Re: [REQUEST DISCUSS]: speed up SCSI error handle for host with massive devices

From: Wenchao Hao
Date: Wed Apr 06 2022 - 09:42:11 EST


On 2022/4/4 13:28, Hannes Reinecke wrote:
> On 4/3/22 19:17, Mike Christie wrote:
>> On 4/3/22 12:14 PM, Mike Christie wrote:
>>> We could share code with scsi_ioctl_reset as well. Drivers that support
>>> TMFs via that ioctl already expect queuecommand to be possibly in the
>>> middle of a run and IO not yet timed out. For example, the code to
>>> block a queue and reset the device could be used for the new EH and
>>> SG_SCSI_RESET_DEVICE handling.
>>>
>>
>> Hannes or others,
>>
>> How do parallel SCSI drivers support scsi_ioctl_reset? Is is not fully
>> supported and more only used for controlled testing?
>
> That's actually a problem in scsi_ioctl_reset(); it really should wait for all I/O to quiesce. Currently it just sets the 'tmf' flag and calls into the various reset functions.
>
> But really, I'd rather get my EH rework in before we're start discussing modifying EH behaviour.
> Let me repost it ...
>
> Cheers,
>
> Hannes

Hi hannes:

According to the statistic, following scenario would cause an abort failed can be handled by LUN reset:
1. The task execute of disk's FW is abnormal;
2. Intermittent bit errors or intermittent disconnection;
3. FW do not response IO;

Following scenario can not be handled by LUN reset:
1. Disk HW issue, LUN reset can not be handled;
2. DDR UNC in disk, can not fix, the only way is to power off then power on
3. FW of disk is out of service, can not fix, the only way is to power off then power on

And the statistic shows most command abort failed can be handled by LUN reset.
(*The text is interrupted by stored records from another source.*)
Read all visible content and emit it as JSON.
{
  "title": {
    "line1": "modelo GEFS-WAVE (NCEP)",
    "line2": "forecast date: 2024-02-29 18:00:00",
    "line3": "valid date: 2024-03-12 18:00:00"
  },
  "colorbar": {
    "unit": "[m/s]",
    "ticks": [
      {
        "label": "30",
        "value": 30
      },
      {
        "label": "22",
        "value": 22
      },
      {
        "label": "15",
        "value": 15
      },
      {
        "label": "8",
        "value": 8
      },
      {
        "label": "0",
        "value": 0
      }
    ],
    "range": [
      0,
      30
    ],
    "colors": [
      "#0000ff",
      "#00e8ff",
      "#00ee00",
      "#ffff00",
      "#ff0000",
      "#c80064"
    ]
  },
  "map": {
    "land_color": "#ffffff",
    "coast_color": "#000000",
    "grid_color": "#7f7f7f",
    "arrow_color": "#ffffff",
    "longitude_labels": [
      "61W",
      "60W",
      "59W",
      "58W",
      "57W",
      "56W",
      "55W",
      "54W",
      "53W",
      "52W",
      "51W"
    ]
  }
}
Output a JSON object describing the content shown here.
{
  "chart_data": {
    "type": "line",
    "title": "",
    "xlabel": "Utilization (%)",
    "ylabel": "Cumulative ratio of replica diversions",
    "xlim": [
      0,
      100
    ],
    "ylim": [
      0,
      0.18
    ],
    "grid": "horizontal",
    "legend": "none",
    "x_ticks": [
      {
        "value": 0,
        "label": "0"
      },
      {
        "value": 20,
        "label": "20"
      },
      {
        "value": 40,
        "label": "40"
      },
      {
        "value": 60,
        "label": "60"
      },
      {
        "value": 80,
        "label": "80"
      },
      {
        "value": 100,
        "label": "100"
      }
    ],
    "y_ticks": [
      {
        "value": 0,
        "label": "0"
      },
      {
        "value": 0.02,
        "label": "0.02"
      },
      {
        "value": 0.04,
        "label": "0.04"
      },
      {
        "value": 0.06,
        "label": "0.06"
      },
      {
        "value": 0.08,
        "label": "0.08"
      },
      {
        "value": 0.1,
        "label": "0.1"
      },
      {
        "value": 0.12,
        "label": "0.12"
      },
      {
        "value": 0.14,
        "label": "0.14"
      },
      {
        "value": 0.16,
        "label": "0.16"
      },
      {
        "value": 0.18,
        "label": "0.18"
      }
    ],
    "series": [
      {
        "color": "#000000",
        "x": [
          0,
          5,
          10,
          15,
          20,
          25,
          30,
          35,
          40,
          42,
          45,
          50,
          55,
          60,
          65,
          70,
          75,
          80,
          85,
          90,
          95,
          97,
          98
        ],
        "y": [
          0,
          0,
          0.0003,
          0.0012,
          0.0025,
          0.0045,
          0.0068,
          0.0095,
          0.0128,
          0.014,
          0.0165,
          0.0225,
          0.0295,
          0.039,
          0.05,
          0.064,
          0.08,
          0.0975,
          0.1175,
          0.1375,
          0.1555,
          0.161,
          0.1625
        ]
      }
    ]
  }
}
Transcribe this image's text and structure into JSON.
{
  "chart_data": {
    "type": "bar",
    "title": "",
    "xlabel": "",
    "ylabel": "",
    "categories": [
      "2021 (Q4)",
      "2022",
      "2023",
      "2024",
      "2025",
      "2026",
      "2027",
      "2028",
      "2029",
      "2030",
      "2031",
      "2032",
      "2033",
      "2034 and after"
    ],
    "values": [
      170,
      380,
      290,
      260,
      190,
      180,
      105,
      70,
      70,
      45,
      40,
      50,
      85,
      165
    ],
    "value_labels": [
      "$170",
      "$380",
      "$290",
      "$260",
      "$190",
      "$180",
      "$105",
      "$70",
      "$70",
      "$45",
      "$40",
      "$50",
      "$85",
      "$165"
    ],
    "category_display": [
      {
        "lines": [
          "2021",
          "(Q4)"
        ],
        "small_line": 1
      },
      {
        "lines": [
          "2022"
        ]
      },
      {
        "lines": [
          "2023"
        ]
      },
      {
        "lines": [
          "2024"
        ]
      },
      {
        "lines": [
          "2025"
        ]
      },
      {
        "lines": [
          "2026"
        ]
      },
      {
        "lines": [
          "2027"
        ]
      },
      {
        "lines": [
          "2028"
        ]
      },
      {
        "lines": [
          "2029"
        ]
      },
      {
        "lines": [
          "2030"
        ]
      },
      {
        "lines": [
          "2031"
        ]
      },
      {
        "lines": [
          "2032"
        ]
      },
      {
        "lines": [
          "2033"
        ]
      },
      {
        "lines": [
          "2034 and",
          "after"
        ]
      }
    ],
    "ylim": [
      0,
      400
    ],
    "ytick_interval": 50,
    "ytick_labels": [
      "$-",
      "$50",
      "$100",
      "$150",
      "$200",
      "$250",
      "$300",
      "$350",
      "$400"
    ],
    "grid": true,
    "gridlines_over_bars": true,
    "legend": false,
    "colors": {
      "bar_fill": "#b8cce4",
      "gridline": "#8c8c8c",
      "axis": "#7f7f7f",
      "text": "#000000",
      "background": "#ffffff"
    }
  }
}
So we plan to design a lightweight timeout handle flow as following:

if disable lightweight EH(default)
scsi_times_out ====================================> origin EH flow
||
|| if enable lightweight EH
||
\/
do not using current timeout flow, and branch to another flow which perform following steps:

abort command
||
|| failed
||
\/
stop single LUN's I/O (need to wait LUN's failed command number equal to busy command number)
||
|| failed (according to our statistic, 90% reset LUN would succeed)
||
\/
reset single LUN
||
|| if host with multi LUNs timeout
|| failed =====================================> perform Host reset
|| ||
|| || failed
|| ||
|| <=================================================//
||
\/
offline disk

Since it's a lightweight EH, we prefer offline disk once reset LUN failed.
These changes would not affect origin EH flow. The advantage of this design is it would not affect
other LUNs of same host.